“MAKING YOUR DAY” for the Assistant Director simply means getting everything shot that was on the call sheet within the 12 hour window of time.
Here are 10 ways to help make your day:
1. Break up your day into two sections.
Lunch should always be your halfway point. There will be times that this doesn’t happen, however for the most part this is a good rule of thumb. If you are shooting six pages then your goal should be to shoot 3 pages before lunch. Let your Director and DP know that goal early on and often so that they can be on the same page. If you try to break your day up into too many chunks you will quickly become discouraged….having a half way point is the best way to go.
2. Eliminate lag time.
As soon as your G&E dept and Camera dept are done tweaking their setup be ready to ask them if they are set. If they are set then check with the Director and proceed to yell roll sound. There will be times that both the G&E and Camera department are done and you don’t know that they are done. The best thing to do is simply pay attention to what they are working on and if you sense they are close to being done then ask them. If both departments are setup and you aren’t on the ball you can loose minutes of roll time because you weren’t paying attention.
3. Consolidate moves.
If you happen to be shooting three scenes in the same location, it may benefit you to shoot all three scenes from one angle and then move the camera. This is not a hard and fast rule and to be honest may only work some of the time. In addition to moving the camera it is ideal to shoot out a room or area of the location you are shooting before moving on.
4. Shoot the hard stuff first.
Don’t start your day shooting easy 1/8 of page scenes. This will slow you down because your Director and DP will end up spending hours on a 1/8 when you have a 3 page scene you haven’t even touched. There are exceptions to this rule, however for the most part its good to get the meat out of the way and then work on the little things as you have time.
5. Always be thinking about the next shot, next scene and next day.
This rule may apply more specifically to the 2nd AD, who’s role is to plan for tomorrow and run base camp, however it is vital for the 1st to think about this too. When you stop thinking about what is next you will find yourself in a pickle when you have an element that is not prepared.

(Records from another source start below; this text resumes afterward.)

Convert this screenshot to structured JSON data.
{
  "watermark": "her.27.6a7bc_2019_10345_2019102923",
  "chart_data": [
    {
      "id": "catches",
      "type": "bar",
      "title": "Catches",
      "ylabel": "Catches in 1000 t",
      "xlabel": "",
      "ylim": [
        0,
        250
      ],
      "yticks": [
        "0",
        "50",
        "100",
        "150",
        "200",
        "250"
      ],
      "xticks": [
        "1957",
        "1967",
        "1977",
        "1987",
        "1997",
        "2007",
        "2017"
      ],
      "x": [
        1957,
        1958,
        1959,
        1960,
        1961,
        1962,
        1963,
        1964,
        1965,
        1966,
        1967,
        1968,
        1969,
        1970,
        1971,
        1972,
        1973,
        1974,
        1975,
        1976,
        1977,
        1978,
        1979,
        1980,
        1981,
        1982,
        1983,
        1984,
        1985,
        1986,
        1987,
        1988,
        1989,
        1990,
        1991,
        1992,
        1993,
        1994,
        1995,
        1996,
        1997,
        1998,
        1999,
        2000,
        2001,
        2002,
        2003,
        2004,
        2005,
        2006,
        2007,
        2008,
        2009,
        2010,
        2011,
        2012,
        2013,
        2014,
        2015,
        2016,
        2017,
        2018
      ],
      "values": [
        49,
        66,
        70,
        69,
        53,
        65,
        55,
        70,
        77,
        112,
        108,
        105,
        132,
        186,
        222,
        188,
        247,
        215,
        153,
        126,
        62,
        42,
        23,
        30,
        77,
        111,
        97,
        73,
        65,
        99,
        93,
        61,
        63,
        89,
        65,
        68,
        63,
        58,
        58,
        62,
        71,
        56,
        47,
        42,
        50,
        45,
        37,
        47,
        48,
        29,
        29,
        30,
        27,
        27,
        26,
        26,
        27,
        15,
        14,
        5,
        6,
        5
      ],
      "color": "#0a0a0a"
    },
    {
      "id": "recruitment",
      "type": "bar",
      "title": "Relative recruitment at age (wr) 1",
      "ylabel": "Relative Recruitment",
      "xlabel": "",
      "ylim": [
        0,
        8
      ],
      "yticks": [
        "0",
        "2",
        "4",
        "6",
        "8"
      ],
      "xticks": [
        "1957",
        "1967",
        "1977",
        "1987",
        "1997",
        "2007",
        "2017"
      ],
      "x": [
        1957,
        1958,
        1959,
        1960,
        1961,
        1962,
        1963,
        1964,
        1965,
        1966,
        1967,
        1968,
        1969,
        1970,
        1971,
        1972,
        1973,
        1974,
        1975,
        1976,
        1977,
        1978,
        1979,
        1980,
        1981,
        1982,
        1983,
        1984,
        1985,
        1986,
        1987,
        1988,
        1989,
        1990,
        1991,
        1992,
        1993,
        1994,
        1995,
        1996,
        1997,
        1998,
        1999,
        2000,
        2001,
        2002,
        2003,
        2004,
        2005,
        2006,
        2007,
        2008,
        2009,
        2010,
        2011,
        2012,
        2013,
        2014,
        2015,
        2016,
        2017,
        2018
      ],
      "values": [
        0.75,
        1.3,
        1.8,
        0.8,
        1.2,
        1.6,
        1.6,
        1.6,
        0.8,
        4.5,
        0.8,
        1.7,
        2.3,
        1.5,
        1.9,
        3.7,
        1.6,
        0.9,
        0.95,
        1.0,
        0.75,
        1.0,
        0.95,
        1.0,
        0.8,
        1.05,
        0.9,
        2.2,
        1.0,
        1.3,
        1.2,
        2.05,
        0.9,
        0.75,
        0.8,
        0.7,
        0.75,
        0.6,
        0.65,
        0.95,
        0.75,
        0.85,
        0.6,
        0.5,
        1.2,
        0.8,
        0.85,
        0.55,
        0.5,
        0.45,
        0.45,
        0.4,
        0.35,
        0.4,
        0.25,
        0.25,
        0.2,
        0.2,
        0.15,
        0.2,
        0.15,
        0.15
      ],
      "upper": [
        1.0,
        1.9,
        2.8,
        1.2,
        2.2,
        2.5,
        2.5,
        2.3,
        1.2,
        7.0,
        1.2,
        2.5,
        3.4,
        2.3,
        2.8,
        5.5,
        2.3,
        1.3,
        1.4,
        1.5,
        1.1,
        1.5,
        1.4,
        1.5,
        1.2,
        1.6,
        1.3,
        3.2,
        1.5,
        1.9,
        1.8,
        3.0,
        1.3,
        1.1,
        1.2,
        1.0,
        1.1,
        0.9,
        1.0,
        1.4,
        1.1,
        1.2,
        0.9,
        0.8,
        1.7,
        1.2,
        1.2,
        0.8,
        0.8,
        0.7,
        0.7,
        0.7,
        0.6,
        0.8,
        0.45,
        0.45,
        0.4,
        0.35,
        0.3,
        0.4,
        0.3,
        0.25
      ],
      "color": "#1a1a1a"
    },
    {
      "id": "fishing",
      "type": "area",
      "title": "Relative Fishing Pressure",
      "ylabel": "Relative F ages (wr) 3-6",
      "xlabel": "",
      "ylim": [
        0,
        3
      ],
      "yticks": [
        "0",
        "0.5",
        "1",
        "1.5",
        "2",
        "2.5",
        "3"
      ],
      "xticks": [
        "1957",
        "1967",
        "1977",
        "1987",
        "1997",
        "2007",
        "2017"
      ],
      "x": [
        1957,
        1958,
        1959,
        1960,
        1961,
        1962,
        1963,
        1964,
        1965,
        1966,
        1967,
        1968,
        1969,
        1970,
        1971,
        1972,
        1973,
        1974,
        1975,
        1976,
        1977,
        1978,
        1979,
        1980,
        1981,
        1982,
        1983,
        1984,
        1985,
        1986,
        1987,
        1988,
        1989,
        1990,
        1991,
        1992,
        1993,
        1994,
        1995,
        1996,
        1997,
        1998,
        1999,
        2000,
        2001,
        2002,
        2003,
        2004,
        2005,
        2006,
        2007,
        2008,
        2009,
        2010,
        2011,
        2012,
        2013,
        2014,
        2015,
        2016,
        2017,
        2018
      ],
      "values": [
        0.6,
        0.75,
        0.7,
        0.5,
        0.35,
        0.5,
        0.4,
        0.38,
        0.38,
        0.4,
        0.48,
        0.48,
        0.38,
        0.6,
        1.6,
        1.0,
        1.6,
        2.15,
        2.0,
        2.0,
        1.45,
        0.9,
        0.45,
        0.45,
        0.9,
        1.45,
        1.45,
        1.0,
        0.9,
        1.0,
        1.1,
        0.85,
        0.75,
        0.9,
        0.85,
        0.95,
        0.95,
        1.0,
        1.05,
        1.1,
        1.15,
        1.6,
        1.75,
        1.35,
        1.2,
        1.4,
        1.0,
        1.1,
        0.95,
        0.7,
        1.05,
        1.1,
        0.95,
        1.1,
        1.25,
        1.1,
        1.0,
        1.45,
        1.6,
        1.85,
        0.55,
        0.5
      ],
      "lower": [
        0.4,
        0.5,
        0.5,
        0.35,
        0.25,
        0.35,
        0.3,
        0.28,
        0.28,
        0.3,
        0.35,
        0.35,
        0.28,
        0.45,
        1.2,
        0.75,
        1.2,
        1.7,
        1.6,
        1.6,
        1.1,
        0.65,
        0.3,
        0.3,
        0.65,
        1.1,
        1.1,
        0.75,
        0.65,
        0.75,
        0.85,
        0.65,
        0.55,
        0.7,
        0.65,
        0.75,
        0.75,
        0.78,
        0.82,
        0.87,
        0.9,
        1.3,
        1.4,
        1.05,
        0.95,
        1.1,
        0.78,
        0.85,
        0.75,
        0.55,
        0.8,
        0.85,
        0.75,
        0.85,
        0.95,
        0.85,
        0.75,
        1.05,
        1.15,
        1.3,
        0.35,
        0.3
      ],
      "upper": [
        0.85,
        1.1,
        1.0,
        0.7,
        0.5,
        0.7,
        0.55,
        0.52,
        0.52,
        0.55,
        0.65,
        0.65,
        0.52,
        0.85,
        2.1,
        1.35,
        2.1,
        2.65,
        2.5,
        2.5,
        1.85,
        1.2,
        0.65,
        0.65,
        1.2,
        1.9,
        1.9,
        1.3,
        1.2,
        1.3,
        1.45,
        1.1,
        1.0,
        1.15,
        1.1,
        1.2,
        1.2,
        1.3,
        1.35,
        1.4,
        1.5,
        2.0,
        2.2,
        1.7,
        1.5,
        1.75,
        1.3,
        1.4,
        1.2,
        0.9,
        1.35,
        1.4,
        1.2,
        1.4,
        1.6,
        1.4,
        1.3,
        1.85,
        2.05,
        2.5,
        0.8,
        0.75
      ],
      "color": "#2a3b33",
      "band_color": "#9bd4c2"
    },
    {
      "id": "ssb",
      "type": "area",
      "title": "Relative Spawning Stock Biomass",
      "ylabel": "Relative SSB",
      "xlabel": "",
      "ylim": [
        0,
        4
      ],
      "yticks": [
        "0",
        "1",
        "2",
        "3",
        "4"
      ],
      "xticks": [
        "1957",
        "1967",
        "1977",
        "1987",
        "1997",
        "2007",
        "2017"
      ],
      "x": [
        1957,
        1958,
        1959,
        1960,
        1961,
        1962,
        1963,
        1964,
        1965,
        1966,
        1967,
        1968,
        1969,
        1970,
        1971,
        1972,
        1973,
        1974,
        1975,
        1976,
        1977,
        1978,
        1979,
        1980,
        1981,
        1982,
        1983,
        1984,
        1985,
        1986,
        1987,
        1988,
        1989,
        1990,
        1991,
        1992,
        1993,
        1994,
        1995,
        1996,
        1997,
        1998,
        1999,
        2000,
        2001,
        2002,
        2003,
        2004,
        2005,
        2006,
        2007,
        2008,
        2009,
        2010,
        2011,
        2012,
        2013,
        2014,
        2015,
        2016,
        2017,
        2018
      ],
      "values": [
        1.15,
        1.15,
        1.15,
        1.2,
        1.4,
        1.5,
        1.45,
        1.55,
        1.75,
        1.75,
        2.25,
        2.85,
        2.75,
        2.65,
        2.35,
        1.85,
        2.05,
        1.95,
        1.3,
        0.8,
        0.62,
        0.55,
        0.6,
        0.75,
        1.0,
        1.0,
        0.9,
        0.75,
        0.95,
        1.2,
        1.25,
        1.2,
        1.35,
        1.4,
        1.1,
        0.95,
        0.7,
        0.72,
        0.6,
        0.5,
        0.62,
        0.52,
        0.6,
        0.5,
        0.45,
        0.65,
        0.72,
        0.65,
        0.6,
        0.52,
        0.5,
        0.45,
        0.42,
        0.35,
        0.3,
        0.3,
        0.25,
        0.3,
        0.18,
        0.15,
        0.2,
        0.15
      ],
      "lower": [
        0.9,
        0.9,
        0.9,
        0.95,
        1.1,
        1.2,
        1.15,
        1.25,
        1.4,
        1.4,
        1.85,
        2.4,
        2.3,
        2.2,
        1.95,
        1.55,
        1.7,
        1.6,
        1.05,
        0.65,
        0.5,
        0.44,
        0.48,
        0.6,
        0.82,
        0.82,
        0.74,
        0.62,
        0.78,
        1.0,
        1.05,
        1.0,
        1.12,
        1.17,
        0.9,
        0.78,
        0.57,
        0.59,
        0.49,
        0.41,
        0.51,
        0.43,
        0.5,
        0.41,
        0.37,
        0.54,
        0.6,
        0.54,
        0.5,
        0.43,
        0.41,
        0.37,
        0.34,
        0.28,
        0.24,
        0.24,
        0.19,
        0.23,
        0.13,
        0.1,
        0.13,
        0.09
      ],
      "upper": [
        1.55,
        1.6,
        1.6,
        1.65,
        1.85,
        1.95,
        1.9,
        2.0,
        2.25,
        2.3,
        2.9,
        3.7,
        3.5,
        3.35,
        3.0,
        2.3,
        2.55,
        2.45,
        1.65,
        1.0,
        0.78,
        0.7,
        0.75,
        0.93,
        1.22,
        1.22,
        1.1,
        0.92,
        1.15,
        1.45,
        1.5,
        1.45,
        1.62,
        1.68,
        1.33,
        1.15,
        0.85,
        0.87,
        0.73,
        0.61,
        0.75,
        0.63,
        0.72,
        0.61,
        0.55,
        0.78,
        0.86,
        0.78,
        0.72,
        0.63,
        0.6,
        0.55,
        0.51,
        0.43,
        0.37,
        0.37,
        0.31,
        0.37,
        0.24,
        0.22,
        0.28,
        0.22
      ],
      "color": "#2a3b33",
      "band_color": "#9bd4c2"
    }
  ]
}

Do you have a scene coming up that involves a complicated makeup gag? If so how much time do you need to allow for that?
The scene you are shooting tomorrow that involves a heavy set dress…. is the Art Dept ready for it or do they need a pre-call to make it happen?
Should we consider moving the lunch location in order that we can be closer to set since it is taking longer than planned?
6. Stick to your watch.
After each setup chances are your DP and Gaffer will need time to adjust lighting and swap lenses. The question I like to ask is… “how much time do you need?” Sometimes crew members will squirm when you ask them this question. Very calmly say I just need to know how much time. Once they give you a time go to your watch or phone timer and start the clock. If they gave you 15 minutes or 30 minutes then don’t be afraid to go back to them telling them how much time they have left. Remember they are the ones who gave you the estimated time, so if they bark at you remind them they gave you the time.
7. Have your hair/makeup/wardrobe times figured out.
Occasionally it can take forever to get a person through the works and this isn’t always the fault of the costumer / hair person or makeup artist. Sometimes the actor just doesn’t want to cooperate. Whatever the case this area of production can really slow things down if the camera is waiting on an actor to get through the works.
-Have you spoken with your makeup/hair artist about how long they anticipate with each actor?
-Have you planned pre-calls accordingly?
-Do any actors need extra time just to unwind in the morning?
-Do you need to hire an additional makeup artist on the day you have more actors?